In the years leading up to the civil war, sectionalism meant the divisive need to commit to either the South or the North hence Robert E. Lee’s reluctant decision to serve the South, despite his own dislike of slavery and secession: “I must side,” he wrote, “either with or against my section.” In the context of the economics of AAA journals, on the other hand, I’m rapidly learning that understanding sectionalism is also very important.
His article is about how important AAA section journals are, but his Civil War analogy may be more appropriate to the newest AAA Newsletter which takes up the question whether the “union” of anthropological subfields should be “torn asunder.”
For those of you who aren’t “in the know” about our angst, some practitioners believe that anthropology has grown so diverse that little holds us together–specifically there is little in common between the interests and approaches of cultural anthropology and biological anthropology.
This diverse and interesting set of brief articles come at the issue from a variety of angles. Mary Shek examines departments that have split (e.g., Duke, Stanford, Harvard) and those that work toward a holistic anthropology (e.g., Emory, University of Florida and Arizona State University’s new School of Human Evolution and Social Change), Eric Alden Smith pleds for reconciliation, while Sylvia Yanagisko and Dan Segal state that:
To date, we have seen little evidence that the so-called “biological synthesis” offers cultural-social anthropology a useful tool.
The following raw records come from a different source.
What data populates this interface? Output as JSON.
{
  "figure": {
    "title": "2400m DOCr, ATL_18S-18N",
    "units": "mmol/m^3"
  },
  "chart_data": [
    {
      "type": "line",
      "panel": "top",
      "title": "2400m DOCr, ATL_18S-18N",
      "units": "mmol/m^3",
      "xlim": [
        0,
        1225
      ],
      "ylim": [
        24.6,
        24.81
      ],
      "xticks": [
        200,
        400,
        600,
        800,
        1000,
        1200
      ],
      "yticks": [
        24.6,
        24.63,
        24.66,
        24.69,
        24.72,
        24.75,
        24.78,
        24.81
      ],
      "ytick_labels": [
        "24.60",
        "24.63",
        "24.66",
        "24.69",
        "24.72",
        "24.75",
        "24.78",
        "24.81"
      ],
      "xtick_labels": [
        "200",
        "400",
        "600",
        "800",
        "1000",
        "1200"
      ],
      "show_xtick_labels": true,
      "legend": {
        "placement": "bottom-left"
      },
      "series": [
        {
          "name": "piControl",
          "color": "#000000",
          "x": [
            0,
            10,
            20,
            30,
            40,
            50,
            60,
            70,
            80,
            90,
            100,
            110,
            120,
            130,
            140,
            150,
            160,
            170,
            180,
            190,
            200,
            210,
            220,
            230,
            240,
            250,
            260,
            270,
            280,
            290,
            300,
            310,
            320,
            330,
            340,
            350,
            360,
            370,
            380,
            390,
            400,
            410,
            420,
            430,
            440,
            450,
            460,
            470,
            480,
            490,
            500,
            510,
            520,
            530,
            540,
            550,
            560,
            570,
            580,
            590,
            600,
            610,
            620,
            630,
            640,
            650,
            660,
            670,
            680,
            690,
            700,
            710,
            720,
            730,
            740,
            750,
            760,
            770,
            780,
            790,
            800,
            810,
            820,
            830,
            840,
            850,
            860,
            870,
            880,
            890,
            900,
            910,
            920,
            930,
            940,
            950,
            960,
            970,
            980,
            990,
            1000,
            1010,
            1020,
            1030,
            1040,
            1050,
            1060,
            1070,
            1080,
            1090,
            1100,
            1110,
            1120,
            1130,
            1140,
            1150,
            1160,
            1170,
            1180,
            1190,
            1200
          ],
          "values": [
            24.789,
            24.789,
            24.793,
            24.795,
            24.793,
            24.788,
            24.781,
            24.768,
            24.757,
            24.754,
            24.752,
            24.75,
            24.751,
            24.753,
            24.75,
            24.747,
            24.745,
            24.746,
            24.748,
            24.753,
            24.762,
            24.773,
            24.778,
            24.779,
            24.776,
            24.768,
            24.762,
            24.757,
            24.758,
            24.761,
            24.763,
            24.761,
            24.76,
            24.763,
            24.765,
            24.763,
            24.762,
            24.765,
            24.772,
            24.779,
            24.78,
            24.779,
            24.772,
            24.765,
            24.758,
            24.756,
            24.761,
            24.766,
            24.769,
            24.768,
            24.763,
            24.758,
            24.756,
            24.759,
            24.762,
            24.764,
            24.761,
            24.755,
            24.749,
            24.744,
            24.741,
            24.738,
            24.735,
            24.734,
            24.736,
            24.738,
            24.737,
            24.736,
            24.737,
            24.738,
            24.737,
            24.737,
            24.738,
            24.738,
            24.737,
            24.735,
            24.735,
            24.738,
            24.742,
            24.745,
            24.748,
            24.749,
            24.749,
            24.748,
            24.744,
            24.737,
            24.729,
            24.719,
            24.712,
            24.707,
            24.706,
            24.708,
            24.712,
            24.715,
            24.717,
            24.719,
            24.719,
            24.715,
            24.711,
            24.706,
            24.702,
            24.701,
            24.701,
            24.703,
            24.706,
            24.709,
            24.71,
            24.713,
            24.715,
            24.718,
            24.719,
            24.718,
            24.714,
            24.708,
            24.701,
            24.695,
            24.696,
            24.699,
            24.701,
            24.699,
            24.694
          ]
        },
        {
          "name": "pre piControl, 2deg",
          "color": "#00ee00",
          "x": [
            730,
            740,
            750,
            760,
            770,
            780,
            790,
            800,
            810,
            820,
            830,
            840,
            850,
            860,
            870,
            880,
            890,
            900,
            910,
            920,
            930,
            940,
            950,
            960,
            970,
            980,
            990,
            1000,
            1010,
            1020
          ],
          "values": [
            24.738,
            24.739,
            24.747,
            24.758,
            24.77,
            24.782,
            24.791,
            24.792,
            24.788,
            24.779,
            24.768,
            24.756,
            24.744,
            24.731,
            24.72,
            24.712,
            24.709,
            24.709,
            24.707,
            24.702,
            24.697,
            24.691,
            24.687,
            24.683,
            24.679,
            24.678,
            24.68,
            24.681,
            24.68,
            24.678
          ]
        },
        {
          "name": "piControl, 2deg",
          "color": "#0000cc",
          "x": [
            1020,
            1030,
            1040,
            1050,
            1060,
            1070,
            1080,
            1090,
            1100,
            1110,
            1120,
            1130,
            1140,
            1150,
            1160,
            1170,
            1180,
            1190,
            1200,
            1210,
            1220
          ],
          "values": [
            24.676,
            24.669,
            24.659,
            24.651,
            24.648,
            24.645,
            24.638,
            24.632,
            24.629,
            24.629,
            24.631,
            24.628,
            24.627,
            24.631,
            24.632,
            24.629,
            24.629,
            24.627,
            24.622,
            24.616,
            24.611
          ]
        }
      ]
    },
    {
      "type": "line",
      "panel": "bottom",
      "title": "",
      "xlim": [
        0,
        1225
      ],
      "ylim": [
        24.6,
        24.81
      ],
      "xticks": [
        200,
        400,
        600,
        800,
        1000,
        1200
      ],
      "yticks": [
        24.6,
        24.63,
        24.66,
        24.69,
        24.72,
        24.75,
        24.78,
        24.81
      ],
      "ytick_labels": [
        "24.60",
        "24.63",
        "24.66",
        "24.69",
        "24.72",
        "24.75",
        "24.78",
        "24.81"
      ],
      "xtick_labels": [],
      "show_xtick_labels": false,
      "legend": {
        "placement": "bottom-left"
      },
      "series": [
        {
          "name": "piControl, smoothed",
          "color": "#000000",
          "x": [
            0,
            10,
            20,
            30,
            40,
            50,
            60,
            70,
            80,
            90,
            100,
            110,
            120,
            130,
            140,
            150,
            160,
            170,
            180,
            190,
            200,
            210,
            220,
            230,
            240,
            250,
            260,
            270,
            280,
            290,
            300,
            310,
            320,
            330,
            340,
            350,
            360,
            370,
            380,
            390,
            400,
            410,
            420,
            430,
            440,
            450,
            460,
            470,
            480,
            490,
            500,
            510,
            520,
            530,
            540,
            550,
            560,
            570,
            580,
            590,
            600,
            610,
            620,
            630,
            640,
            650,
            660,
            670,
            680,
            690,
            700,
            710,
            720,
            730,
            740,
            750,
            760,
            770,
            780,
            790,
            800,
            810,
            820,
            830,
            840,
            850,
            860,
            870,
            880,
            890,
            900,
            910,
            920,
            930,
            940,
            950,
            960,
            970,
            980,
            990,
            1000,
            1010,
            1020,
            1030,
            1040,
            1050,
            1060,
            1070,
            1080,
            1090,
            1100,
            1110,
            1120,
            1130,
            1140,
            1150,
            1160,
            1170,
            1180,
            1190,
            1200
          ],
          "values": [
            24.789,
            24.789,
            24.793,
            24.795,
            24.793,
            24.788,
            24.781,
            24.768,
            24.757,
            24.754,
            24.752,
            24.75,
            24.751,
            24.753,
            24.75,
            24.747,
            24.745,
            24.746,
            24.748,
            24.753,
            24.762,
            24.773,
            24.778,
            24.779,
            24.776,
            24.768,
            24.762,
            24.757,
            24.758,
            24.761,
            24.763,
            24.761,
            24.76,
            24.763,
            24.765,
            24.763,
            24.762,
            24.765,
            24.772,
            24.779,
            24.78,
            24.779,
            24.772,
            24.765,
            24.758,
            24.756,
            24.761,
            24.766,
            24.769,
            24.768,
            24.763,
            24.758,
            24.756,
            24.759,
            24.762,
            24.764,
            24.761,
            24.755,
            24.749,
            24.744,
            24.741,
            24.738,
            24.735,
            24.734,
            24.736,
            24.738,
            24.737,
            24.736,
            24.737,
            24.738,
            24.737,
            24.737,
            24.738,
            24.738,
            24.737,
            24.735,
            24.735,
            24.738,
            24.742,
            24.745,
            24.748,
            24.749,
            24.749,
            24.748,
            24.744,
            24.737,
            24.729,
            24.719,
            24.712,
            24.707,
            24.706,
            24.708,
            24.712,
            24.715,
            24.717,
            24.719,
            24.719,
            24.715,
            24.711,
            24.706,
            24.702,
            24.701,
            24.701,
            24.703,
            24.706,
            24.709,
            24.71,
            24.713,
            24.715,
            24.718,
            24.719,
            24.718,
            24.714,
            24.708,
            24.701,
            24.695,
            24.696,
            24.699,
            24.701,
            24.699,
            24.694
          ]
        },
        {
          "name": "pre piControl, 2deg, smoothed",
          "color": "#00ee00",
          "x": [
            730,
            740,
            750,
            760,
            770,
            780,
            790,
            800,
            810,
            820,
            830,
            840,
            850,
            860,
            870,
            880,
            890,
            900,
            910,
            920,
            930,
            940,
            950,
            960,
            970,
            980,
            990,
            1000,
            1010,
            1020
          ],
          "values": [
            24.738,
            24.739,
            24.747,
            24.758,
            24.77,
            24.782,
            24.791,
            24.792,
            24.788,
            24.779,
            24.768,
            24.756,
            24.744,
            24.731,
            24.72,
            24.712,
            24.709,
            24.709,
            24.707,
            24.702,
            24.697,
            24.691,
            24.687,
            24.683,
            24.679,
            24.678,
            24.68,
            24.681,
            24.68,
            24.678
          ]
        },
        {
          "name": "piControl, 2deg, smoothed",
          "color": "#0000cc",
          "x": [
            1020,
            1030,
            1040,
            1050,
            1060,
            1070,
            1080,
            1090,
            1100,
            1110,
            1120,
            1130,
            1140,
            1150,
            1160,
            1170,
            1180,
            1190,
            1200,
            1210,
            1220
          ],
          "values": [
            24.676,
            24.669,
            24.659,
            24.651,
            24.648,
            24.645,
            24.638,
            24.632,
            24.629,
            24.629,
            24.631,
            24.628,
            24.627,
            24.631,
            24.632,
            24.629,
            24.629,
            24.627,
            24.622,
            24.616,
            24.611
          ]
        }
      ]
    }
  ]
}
To the contrary, rather than contributing to interesting work in cultural-social anthropology, the various forms “synthesis” seem most often to have been designed to control and limit cultural-social anthropology, making it less rather than more interesting….
Other articles include Fran Mascia-Lees “Can Biological and Cultural Anthropology Coexist?” and Andrea Wiley’s look at how some anthropologists (in her case nutritional anthropologists) feel that they need both approaches and their work is being hindered by the binary opposition of cultural and biological approaches.
Speaking of which……Some archaeologists, like myself, who are both grounded in some form of “science” and want to engage culturally-oriented topics (my fav-o-rites inlcude cultural memory, modernity, race construction, power relations, identity, etc.) feel a little like the state of Missouri in this anthropological civil war (although I admit I have problems sustaining a conversation with primate morphologists). Note: archaeologists ended up in both departments at Stanford depending on their theoretical approach.
Whatever your current stance on the topic, however, this issue of the Anthropology News is a good open debate.